On examining the crustacean world, we find that it has established its head-quarters in the tropical zone. There a multitude of wondrous types unknown to the colder regions of the globe attract the attention of the naturalist: the transparent phyllosomas, not thicker than the thinnest wafer, and the strange sword-tails, whose body is covered by a double shield, and terminates in a long horny process, used by the Malays to point their arrows. The crabs and lobsters of the tropical waters are not only more numerous than in our colder seas, but they attain a far greater size than those of the temperate regions of the globe.
The decapod crustaceans (cray-fish) which inhabit our rivers and brooks, are long-tailed like the lobster, but in the torrid zone the river species all belong to the order of the short-tailed crabs, the most perfect and highly developed of the class. Some species even entirely forsake the water and spend their days on shore, not only on the beach, but far inland on the hills. When the season for spawning arrives, large numbers of these land-crabs set out from their mountainous abodes, marching in a direct line to the sea-shore, for the purpose of depositing their eggs, which are attached to the lower surface of the abdomen and are washed off by the surf. This done, they recommence their toilsome march towards their upland retreats, setting out after nightfall and steadily advancing until the dawn warns them to seek concealment in the inequalities of the ground or among any kind of rubbish, where they lie, until the stars again invite them to pursue their course. On their seaward journey, which they prosecute so eagerly that they suffer no opposition to deter them from their purpose, they are in full vigour and fine condition, and this is the time when they are caught in great numbers for the table, their flesh being held in high estimation; but on returning from the coast they are exhausted and unfit for use.
LAND CRAB.
Wherever the West Indian Land Crabs make their home, their burrows are as thickly sown as those of a rabbit warren. Concealed during the greater part of the day in these subterranean abodes, they come out at night to feed, but are always ready to scuttle back at the least alarm. Should, however, their retreat be intercepted they show a bold front to the enemy, seizing him with one of their long claws, and then shaking off the limb at its junction with the body. As the claw retains its tension for some little time after this voluntary separation, the effect is the same as if the creature were still actively biting, and while the enemy’s attention is engaged with these troublesome pincers, the crab takes the opportunity to conceal itself in some crevice. As is the case with all crustaceans, a new limb soon sprouts out and repairs the loss of the discarded member.
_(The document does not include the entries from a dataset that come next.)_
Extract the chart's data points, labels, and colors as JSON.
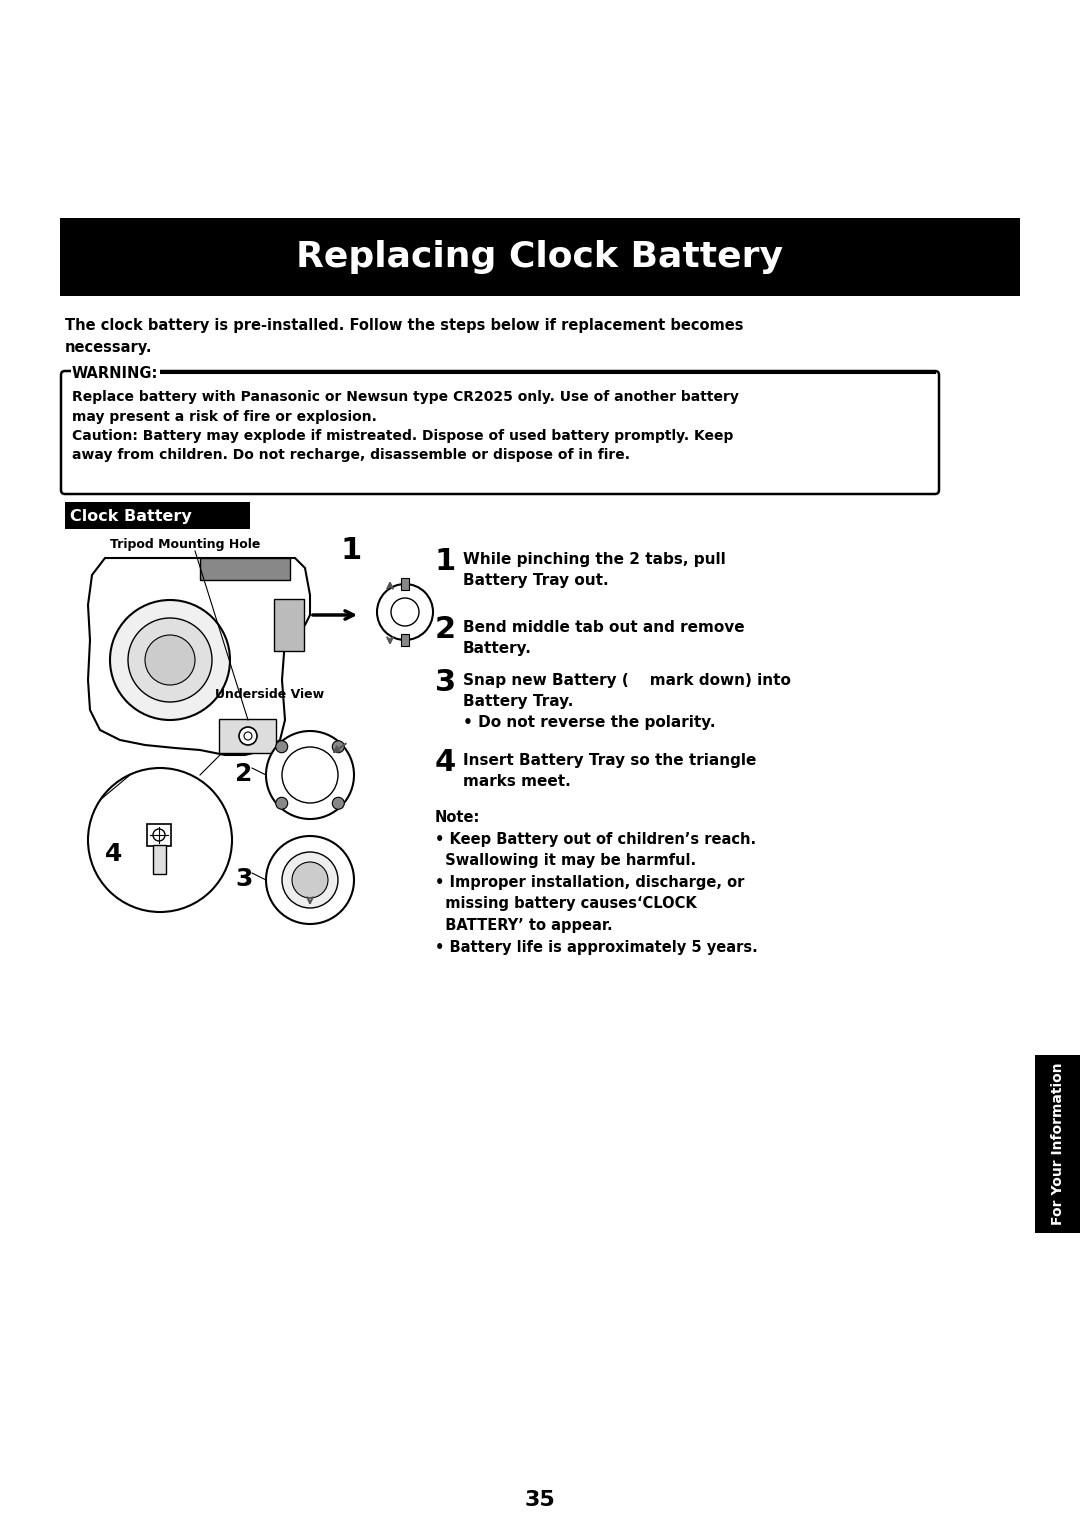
{
  "title": "Replacing Clock Battery",
  "title_bg": "#000000",
  "title_color": "#ffffff",
  "title_fontsize": 26,
  "bg_color": "#ffffff",
  "intro_text": "The clock battery is pre-installed. Follow the steps below if replacement becomes\nnecessary.",
  "warning_label": "WARNING:",
  "warning_text": "Replace battery with Panasonic or Newsun type CR2025 only. Use of another battery\nmay present a risk of fire or explosion.\nCaution: Battery may explode if mistreated. Dispose of used battery promptly. Keep\naway from children. Do not recharge, disassemble or dispose of in fire.",
  "section_label": "Clock Battery",
  "section_bg": "#000000",
  "section_color": "#ffffff",
  "label_tripod": "Tripod Mounting Hole",
  "label_underside": "Underside View",
  "step1_num": "1",
  "step1_text": "While pinching the 2 tabs, pull\nBattery Tray out.",
  "step2_num": "2",
  "step2_text": "Bend middle tab out and remove\nBattery.",
  "step3_num": "3",
  "step3_text": "Snap new Battery (    mark down) into\nBattery Tray.\n• Do not reverse the polarity.",
  "step4_num": "4",
  "step4_text": "Insert Battery Tray so the triangle\nmarks meet.",
  "note_text": "Note:\n• Keep Battery out of children’s reach.\n  Swallowing it may be harmful.\n• Improper installation, discharge, or\n  missing battery causes‘CLOCK\n  BATTERY’ to appear.\n• Battery life is approximately 5 years.",
  "sidebar_text": "For Your Information",
  "page_number": "35",
  "label_2": "2",
  "label_3": "3",
  "label_4": "4"
}
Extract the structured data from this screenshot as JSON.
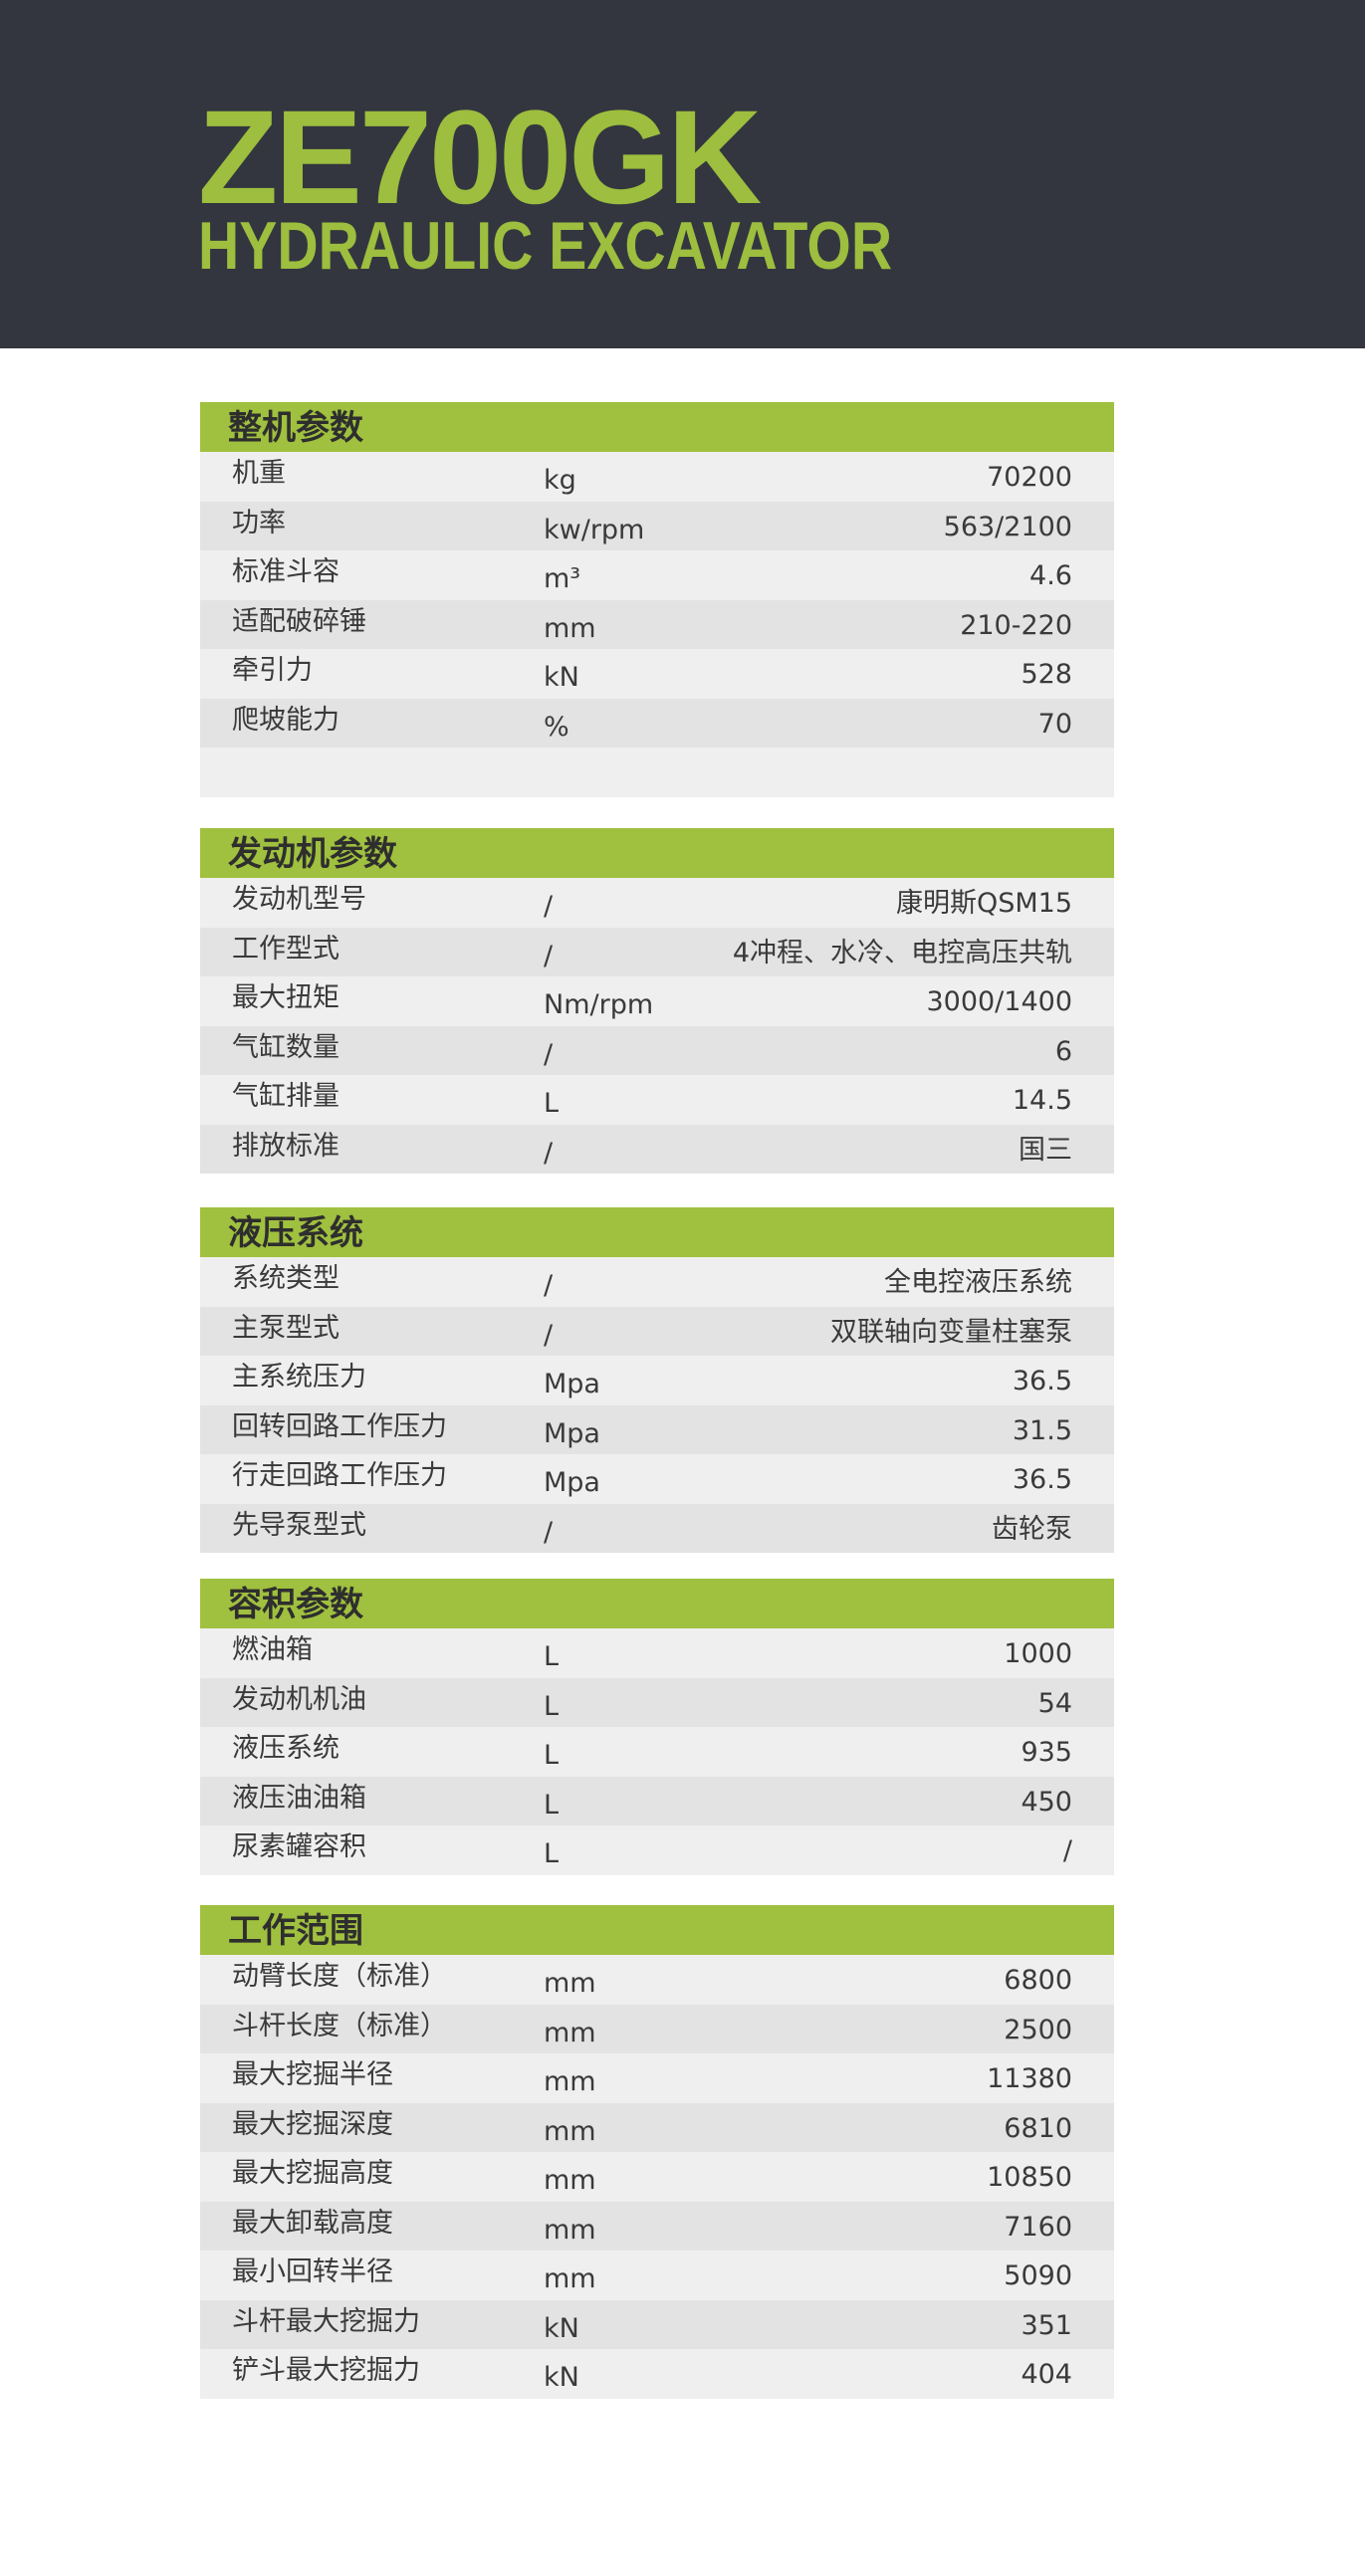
{
  "header": {
    "model": "ZE700GK",
    "subtitle": "HYDRAULIC EXCAVATOR"
  },
  "colors": {
    "accent_green": "#a0c03f",
    "header_bg": "#33363f",
    "row_light": "#f0efef",
    "row_dark": "#e3e3e3"
  },
  "sections": [
    {
      "title": "整机参数",
      "rows": [
        {
          "label": "机重",
          "unit": "kg",
          "value": "70200"
        },
        {
          "label": "功率",
          "unit": "kw/rpm",
          "value": "563/2100"
        },
        {
          "label": "标准斗容",
          "unit": "m³",
          "value": "4.6"
        },
        {
          "label": "适配破碎锤",
          "unit": "mm",
          "value": "210-220"
        },
        {
          "label": "牵引力",
          "unit": "kN",
          "value": "528"
        },
        {
          "label": "爬坡能力",
          "unit": "%",
          "value": "70"
        },
        {
          "label": "",
          "unit": "",
          "value": ""
        }
      ]
    },
    {
      "title": "发动机参数",
      "rows": [
        {
          "label": "发动机型号",
          "unit": "/",
          "value": "康明斯QSM15"
        },
        {
          "label": "工作型式",
          "unit": "/",
          "value": "4冲程、水冷、电控高压共轨"
        },
        {
          "label": "最大扭矩",
          "unit": "Nm/rpm",
          "value": "3000/1400"
        },
        {
          "label": "气缸数量",
          "unit": "/",
          "value": "6"
        },
        {
          "label": "气缸排量",
          "unit": "L",
          "value": "14.5"
        },
        {
          "label": "排放标准",
          "unit": "/",
          "value": "国三"
        }
      ]
    },
    {
      "title": "液压系统",
      "rows": [
        {
          "label": "系统类型",
          "unit": "/",
          "value": "全电控液压系统"
        },
        {
          "label": "主泵型式",
          "unit": "/",
          "value": "双联轴向变量柱塞泵"
        },
        {
          "label": "主系统压力",
          "unit": "Mpa",
          "value": "36.5"
        },
        {
          "label": "回转回路工作压力",
          "unit": "Mpa",
          "value": "31.5"
        },
        {
          "label": "行走回路工作压力",
          "unit": "Mpa",
          "value": "36.5"
        },
        {
          "label": "先导泵型式",
          "unit": "/",
          "value": "齿轮泵"
        }
      ]
    },
    {
      "title": "容积参数",
      "rows": [
        {
          "label": "燃油箱",
          "unit": "L",
          "value": "1000"
        },
        {
          "label": "发动机机油",
          "unit": "L",
          "value": "54"
        },
        {
          "label": "液压系统",
          "unit": "L",
          "value": "935"
        },
        {
          "label": "液压油油箱",
          "unit": "L",
          "value": "450"
        },
        {
          "label": "尿素罐容积",
          "unit": "L",
          "value": "/"
        }
      ]
    },
    {
      "title": "工作范围",
      "rows": [
        {
          "label": "动臂长度（标准）",
          "unit": "mm",
          "value": "6800"
        },
        {
          "label": "斗杆长度（标准）",
          "unit": "mm",
          "value": "2500"
        },
        {
          "label": "最大挖掘半径",
          "unit": "mm",
          "value": "11380"
        },
        {
          "label": "最大挖掘深度",
          "unit": "mm",
          "value": "6810"
        },
        {
          "label": "最大挖掘高度",
          "unit": "mm",
          "value": "10850"
        },
        {
          "label": "最大卸载高度",
          "unit": "mm",
          "value": "7160"
        },
        {
          "label": "最小回转半径",
          "unit": "mm",
          "value": "5090"
        },
        {
          "label": "斗杆最大挖掘力",
          "unit": "kN",
          "value": "351"
        },
        {
          "label": "铲斗最大挖掘力",
          "unit": "kN",
          "value": "404"
        }
      ]
    }
  ]
}
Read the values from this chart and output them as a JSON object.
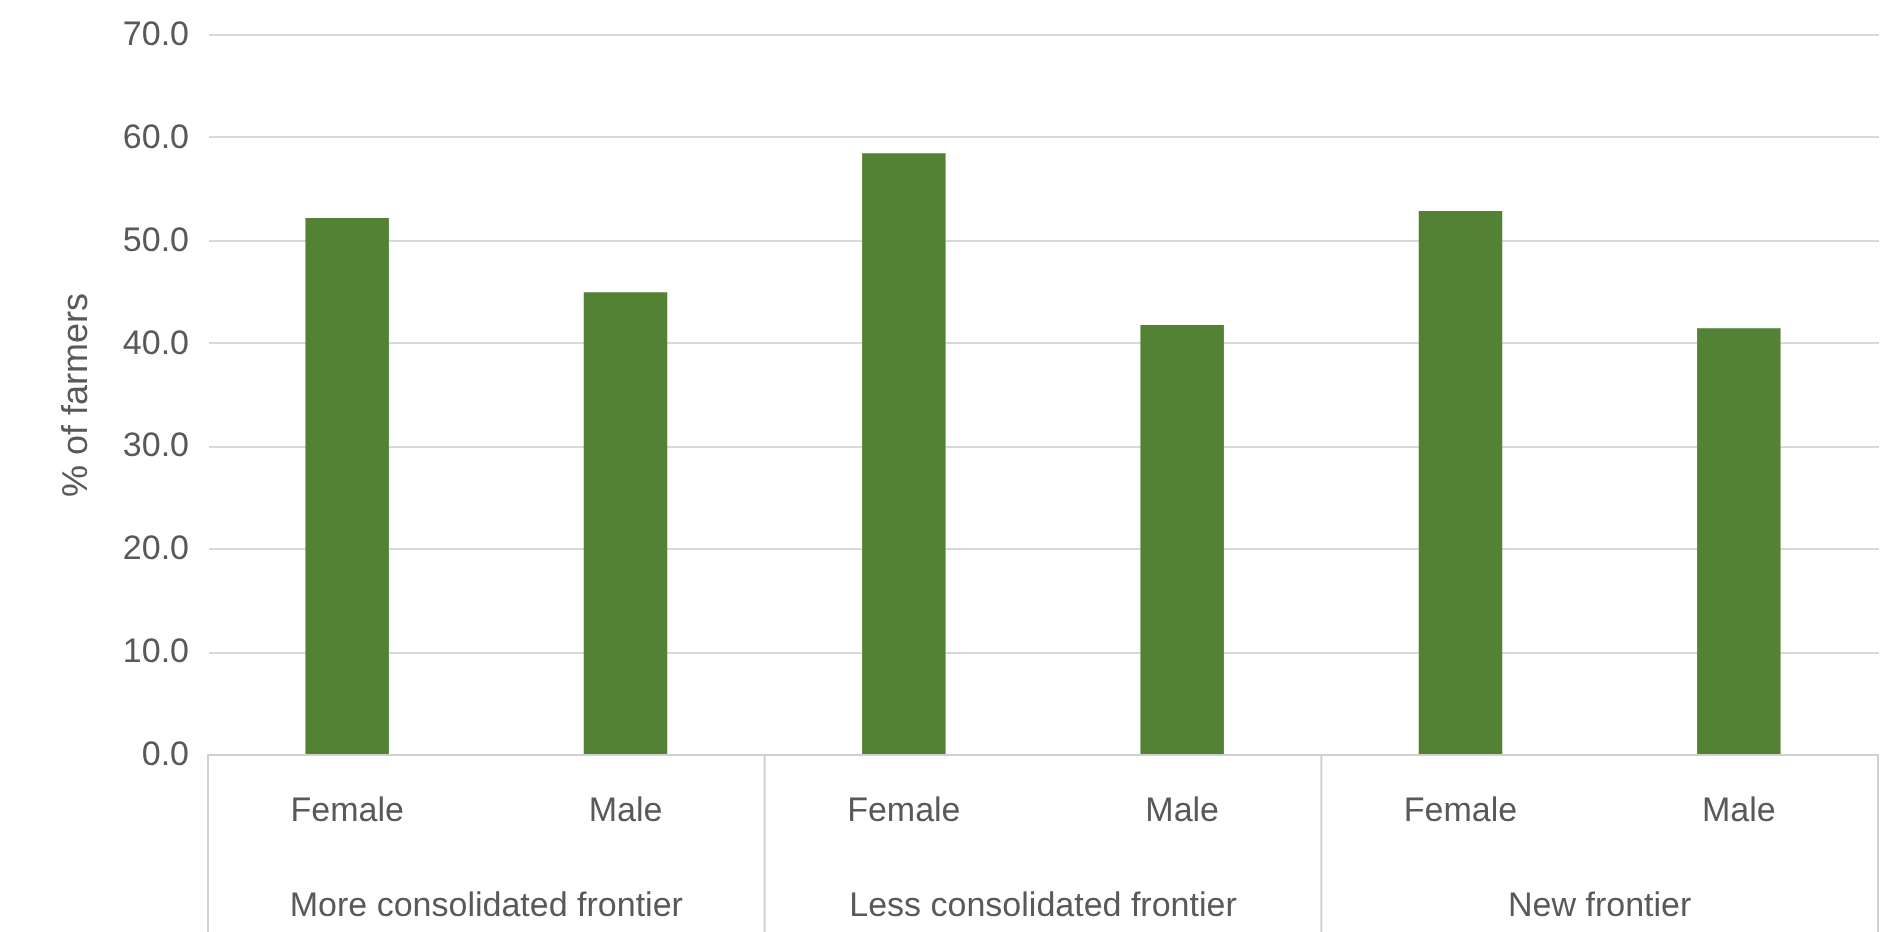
{
  "chart_data": {
    "type": "bar",
    "ylabel": "% of farmers",
    "categories": [
      "Female",
      "Male",
      "Female",
      "Male",
      "Female",
      "Male"
    ],
    "values": [
      52.1,
      44.9,
      58.4,
      41.7,
      52.8,
      41.4
    ],
    "color": "#548235",
    "ylim": [
      0,
      70
    ],
    "yticks": [
      {
        "value": 0,
        "label": "0.0"
      },
      {
        "value": 10,
        "label": "10.0"
      },
      {
        "value": 20,
        "label": "20.0"
      },
      {
        "value": 30,
        "label": "30.0"
      },
      {
        "value": 40,
        "label": "40.0"
      },
      {
        "value": 50,
        "label": "50.0"
      },
      {
        "value": 60,
        "label": "60.0"
      },
      {
        "value": 70,
        "label": "70.0"
      }
    ],
    "grid": "y",
    "annotations": [
      "More consolidated frontier",
      "Less consolidated frontier",
      "New frontier"
    ]
  }
}
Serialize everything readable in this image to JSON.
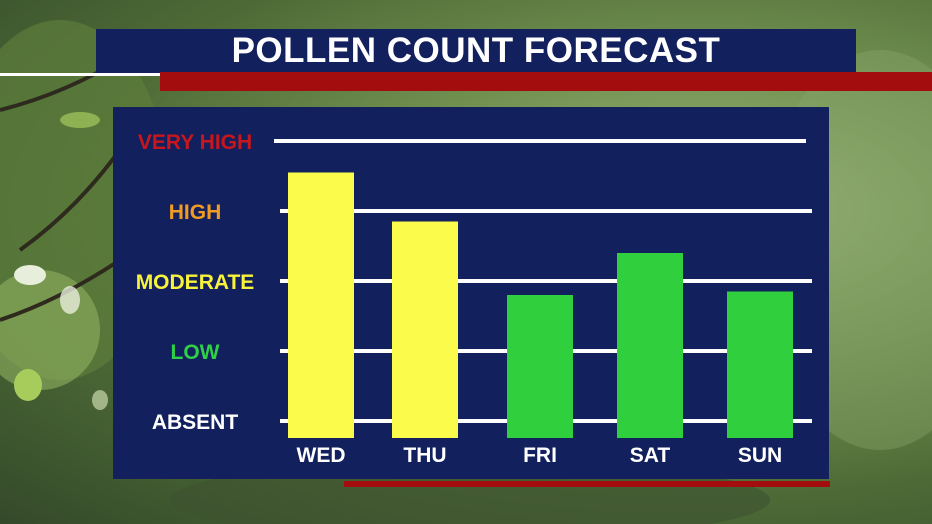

A singular species of land decapod, called the Fighting Crab from its bellicose propensities, possesses one large and one very little claw, which gives it a very strange and ridiculous appearance, particularly when, running along at full speed, it holds the large claw in the air, and nods it continually, as beckoning to its pursuer.
The molluscs are no less profusely scattered over the tropical seas and coasts than the higher organised crustaceans. There we find those mighty cephalopods, whose long fleshy processes, as thick as a man’s thigh, are able, it is said, to seize the fisherman in his boat and drag him into the sea; and there is the abode of the tridacna, whose colossal valves, measuring five feet across, attain a weight of five hundred pounds, and serve both as receptacles for holy water in Catholic churches and to collect the rain in the South Sea Islands.
The rarest and most beautiful of shells, the royal Spondylus, the Carinaria vitrea, the Scalaria pretiosa, the Cypræa aurora, and a host of Volutes, Harps, Marginelles, Cones, &c., of the most exquisite colouring, are all inhabitants of the warmer waters; and the most costly gift of the sea, the oriental pearl, is the produce of a mollusc which is found scattered over many parts of the Indian and Pacific Oceans.
On descending still lower in the scale of marine life, we find the jelly-fish disporting in the tropical waves in hosts as brilliant as the skies. Some are formed like a mushroom, others assume the shape of a belt or girdle; others are globular, while some are circular, flat, or bell-shaped; and others again resemble a bunch of berries. In colour, perhaps the most delicate is the lovely Velella, with its pellucid crest, its green transparent body and fringe of purple tentacles; but it is surpassed in size and gorgeousness by the Physalia, or ‘Portuguese man-of-war,’ whose large air-sack, with its splendid vertical comb, shines in every shade of purple and azure. The greatest marvels of the tropical ocean are, however, beyond comparison, the wondrous buildings of the Lithophytes, or stone polyps, the reefs and coral islands. Here we see them forming vast barriers which fringe the shores for hundreds and hundreds of miles; there they rise in circular atolls over the blue waves, like bridal rings dropped from the heavens upon the surface of the seas. All is wonderful in these amazing constructions—their puny architects, the lagoons they encircle, the power with which they resist the most furious breakers, the little world of plants drifted over the waters, which ultimately covers them with a verdant crown, and invites man to settle on these gardens of the ocean. There the tall cocoa-palm rocks its feathered crest in the breeze, affording both shade and fruit to the islander, and there the sea-bird finds a resting-place after its wide flight over the deserts of the equatorial sea.